The speech’s enduring influence is also reflected in the IAEA’s activities in the field of human health, Mr Grossi said. Through its Rays of Hope initiative, the IAEA is mobilizing resources to support the establishment and expansion of radiotherapy services to address the cancer care gap in low-and-middle-income countries. Director General Grossi also highlighted how the wide scope of the IAEA's work affects millions of lives, from supporting countries in mitigating climate change and implementing safeguards, to overcoming challenges in water management and food security. 

The importance of communication

Finding the tools and avenues to communicate and engage with the public is crucial to advocate for the use of atoms for peace and development, President Akufo-Addo said. Since Ghana gained its independence in 1957, the population has increased from 6 million to over 32 million people today. The country must find a carbon-free, reliable and cheap source of energy to provide electricity for such a fast-growing population, and nuclear presents all these advantages, President Akufo-Addo explained. Advocacy is crucial for this process, as well as engaging the population to discuss this, especially the young generation, he added.  

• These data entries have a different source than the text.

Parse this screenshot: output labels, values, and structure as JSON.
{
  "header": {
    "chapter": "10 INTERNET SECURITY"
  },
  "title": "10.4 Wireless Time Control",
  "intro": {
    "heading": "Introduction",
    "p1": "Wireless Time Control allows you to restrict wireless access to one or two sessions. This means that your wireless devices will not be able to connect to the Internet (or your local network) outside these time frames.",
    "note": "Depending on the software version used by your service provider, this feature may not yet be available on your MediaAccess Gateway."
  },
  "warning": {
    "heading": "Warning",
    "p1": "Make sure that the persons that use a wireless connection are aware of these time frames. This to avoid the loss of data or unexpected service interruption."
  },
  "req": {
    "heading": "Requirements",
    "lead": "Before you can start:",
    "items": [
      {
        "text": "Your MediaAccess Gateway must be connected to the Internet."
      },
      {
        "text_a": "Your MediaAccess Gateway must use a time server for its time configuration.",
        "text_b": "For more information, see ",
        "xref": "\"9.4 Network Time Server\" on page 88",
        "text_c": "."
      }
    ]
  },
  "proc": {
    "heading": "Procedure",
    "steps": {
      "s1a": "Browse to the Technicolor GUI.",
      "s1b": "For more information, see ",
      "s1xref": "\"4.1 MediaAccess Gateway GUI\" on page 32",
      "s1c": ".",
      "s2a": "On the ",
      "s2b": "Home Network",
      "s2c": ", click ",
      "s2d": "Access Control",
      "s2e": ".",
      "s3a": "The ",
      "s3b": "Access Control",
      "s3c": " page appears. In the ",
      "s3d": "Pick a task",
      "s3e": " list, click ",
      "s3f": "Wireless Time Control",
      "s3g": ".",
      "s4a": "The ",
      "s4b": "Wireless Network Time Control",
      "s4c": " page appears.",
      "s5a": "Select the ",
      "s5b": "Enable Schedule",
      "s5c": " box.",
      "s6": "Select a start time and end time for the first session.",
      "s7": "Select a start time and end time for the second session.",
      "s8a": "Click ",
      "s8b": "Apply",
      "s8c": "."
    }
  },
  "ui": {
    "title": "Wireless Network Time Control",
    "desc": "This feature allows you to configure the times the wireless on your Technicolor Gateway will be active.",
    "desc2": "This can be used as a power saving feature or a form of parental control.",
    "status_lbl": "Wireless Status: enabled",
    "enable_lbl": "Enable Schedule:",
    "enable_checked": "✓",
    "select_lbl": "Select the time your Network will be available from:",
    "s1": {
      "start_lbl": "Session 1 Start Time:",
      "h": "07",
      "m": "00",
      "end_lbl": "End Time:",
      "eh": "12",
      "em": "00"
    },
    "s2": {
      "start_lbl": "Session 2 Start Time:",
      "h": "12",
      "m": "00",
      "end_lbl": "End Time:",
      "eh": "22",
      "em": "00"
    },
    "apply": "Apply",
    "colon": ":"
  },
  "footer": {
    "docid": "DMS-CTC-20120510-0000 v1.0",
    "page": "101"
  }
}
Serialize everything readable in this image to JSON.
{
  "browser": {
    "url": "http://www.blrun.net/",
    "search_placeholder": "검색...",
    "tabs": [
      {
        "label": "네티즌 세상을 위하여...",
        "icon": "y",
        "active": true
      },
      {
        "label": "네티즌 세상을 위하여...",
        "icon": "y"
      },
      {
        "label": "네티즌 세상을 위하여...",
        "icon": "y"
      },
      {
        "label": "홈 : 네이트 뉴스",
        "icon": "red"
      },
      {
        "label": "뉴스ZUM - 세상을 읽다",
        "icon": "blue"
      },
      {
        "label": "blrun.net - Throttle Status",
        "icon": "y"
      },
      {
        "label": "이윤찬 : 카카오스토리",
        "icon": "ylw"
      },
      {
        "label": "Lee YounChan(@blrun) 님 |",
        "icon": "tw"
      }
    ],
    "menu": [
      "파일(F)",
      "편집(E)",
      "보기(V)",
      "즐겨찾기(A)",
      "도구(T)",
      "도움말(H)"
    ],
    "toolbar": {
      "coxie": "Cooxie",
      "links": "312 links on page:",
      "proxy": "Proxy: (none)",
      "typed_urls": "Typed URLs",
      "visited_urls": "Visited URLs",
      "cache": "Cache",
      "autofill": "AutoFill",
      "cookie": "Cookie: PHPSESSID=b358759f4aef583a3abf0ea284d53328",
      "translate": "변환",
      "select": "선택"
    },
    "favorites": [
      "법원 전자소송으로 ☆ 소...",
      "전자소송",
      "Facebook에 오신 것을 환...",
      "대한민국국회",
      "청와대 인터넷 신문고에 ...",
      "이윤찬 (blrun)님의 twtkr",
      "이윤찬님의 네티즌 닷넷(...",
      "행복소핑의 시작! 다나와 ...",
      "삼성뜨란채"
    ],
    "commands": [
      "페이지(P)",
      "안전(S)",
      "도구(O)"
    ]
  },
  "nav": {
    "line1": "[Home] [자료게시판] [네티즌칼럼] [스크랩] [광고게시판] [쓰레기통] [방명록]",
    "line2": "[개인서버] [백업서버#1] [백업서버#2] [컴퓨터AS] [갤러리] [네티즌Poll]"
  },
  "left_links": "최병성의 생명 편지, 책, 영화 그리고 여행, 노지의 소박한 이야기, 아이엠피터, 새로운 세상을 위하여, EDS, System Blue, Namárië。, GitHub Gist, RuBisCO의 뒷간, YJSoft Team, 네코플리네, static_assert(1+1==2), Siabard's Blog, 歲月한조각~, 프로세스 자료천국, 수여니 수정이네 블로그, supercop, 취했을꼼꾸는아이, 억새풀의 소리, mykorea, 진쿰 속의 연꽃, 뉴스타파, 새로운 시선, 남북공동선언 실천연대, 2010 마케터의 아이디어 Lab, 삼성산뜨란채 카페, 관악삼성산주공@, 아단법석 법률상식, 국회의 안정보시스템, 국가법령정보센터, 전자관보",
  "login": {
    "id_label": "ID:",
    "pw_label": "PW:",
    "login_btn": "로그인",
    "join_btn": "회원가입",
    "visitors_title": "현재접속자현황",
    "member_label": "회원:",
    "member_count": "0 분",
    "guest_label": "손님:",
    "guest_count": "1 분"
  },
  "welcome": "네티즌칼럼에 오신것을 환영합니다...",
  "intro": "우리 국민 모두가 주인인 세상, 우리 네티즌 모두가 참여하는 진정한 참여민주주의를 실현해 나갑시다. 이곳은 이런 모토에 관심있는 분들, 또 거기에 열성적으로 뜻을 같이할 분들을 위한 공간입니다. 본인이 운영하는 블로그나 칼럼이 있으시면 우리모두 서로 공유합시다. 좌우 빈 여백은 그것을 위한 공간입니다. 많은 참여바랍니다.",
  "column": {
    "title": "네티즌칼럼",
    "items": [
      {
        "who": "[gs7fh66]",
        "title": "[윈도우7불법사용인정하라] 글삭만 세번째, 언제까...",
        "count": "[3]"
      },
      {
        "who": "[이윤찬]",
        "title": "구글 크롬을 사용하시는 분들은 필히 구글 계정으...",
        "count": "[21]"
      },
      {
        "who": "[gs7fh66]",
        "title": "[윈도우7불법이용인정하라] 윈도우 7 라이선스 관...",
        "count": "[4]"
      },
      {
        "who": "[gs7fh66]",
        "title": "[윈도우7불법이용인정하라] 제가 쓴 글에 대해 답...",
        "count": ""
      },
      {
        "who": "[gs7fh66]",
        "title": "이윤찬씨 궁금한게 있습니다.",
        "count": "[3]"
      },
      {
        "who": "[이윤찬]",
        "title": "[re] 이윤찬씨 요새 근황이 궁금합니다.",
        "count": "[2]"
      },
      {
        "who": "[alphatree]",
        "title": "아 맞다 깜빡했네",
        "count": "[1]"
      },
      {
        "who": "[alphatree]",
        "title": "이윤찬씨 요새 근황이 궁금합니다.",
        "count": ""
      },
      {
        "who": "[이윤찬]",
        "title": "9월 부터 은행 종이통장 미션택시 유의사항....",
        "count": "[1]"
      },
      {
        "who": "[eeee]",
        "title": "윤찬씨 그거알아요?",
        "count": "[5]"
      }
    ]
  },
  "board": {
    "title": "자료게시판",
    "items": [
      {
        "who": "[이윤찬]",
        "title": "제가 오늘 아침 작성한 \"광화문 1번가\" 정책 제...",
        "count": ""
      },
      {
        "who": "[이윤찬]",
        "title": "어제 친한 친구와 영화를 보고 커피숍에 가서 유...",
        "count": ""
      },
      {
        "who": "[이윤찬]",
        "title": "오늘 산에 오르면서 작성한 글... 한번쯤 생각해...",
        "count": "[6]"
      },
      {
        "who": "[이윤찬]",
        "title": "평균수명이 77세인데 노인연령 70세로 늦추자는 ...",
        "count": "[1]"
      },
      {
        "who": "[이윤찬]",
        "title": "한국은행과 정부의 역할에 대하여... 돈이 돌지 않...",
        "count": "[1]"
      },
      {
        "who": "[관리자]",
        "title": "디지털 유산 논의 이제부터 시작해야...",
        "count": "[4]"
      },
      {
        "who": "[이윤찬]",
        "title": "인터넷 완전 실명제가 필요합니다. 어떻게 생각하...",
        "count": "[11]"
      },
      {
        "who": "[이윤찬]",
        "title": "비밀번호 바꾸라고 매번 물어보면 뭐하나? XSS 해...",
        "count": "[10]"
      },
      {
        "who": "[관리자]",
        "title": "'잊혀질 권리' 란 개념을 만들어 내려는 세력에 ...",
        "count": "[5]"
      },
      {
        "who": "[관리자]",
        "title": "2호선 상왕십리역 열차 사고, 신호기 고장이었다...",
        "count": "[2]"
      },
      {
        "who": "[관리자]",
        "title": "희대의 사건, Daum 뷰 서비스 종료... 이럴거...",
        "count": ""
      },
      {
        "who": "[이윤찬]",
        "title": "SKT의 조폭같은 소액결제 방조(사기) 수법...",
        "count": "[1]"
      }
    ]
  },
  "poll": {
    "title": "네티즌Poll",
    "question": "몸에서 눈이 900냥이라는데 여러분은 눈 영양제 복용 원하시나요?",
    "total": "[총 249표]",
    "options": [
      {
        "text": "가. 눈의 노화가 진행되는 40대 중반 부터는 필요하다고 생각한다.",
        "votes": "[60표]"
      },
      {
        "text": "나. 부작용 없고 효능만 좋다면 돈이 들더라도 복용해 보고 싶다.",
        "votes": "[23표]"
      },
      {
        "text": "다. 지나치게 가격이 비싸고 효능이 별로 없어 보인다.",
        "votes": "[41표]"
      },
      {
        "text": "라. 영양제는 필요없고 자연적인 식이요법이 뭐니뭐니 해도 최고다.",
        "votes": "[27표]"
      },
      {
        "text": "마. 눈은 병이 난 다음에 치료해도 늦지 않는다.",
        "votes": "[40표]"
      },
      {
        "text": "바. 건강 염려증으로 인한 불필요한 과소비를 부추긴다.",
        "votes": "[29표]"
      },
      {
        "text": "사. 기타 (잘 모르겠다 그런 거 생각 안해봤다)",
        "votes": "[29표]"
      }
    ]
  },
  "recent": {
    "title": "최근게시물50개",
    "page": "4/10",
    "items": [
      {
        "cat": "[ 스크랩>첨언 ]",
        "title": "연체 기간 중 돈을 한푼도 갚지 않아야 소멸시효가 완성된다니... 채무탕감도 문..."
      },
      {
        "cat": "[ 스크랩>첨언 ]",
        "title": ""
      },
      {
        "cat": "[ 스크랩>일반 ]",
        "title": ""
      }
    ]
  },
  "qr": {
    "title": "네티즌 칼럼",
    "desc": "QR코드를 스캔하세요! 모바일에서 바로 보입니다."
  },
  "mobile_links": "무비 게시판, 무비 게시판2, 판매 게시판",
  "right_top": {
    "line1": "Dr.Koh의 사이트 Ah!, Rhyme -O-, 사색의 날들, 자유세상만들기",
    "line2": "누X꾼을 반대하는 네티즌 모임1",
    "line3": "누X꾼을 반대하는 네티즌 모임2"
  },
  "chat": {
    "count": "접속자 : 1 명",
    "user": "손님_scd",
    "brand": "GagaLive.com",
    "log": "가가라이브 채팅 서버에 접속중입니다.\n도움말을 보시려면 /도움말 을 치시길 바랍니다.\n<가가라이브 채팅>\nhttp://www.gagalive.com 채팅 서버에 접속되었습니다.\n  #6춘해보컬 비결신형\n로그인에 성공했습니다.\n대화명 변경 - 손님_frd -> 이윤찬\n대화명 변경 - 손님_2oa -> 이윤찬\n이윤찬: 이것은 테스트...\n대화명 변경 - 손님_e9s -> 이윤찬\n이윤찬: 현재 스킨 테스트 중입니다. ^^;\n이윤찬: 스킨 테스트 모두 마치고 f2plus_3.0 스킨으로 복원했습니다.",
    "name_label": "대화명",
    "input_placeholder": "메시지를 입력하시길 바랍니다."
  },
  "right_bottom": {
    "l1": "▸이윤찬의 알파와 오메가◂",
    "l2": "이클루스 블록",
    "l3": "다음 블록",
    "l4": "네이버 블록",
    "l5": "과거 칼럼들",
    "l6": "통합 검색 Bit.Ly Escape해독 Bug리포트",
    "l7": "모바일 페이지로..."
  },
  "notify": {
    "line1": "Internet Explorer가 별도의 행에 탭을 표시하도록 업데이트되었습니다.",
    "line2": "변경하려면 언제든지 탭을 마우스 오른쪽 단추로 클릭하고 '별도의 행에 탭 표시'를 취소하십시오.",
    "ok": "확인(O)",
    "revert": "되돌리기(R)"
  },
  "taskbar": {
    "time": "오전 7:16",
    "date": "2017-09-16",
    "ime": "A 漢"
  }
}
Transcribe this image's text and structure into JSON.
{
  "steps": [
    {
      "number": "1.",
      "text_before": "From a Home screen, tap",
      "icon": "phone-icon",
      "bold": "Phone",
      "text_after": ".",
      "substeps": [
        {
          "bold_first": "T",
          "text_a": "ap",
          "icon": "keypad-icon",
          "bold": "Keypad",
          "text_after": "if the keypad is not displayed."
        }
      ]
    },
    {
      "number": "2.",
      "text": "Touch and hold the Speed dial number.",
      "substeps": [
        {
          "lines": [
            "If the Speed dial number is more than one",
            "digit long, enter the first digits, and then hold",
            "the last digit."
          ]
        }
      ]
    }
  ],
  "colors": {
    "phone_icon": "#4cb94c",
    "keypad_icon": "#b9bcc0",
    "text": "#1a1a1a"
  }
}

Ms Eisenhower and Secretary Granholm agreed on the importance of communication and youth engagement. “Advocacy must be brought to the right level. People on top have to endorse it, while also people from small villages should be involved in decision making, especially looking at the discussion around decarbonization,” Ms Eisenhower said.  

Furthermore, “we should be giving voice to the young generation and using their voices on social media to promote the use of nuclear and its role in combating climate change,” Secretary Granholm said. Earlier this month, the IAEA launched an essay competition for young adults. The competition is designed to commemorate Eisenhower’s speech and to posit ways the IAEA and the international community can address today’s biggest challenges within the IAEA mission of “Atoms for Peace and Development.” 

Since the 1953 speech and establishment of the Agency, the IAEA, which has 177 Member States, has helped people around the world benefit from the peaceful uses of nuclear science and technology.  

“Personally, having worked in the field of national security and arms control, and now nuclear energy, I admire the work of the IAEA,” Ms Eisenhower said. “I think Dwight Eisenhower would be so gratified to see how this Agency has managed some of the most important issues facing our globe. Not only has it provided the safeguards around illegal development of nuclear weapons, but the IAEA is also at the cutting edge of solutions for the future. This is exactly what my grandfather hoped for in that speech in 1953.”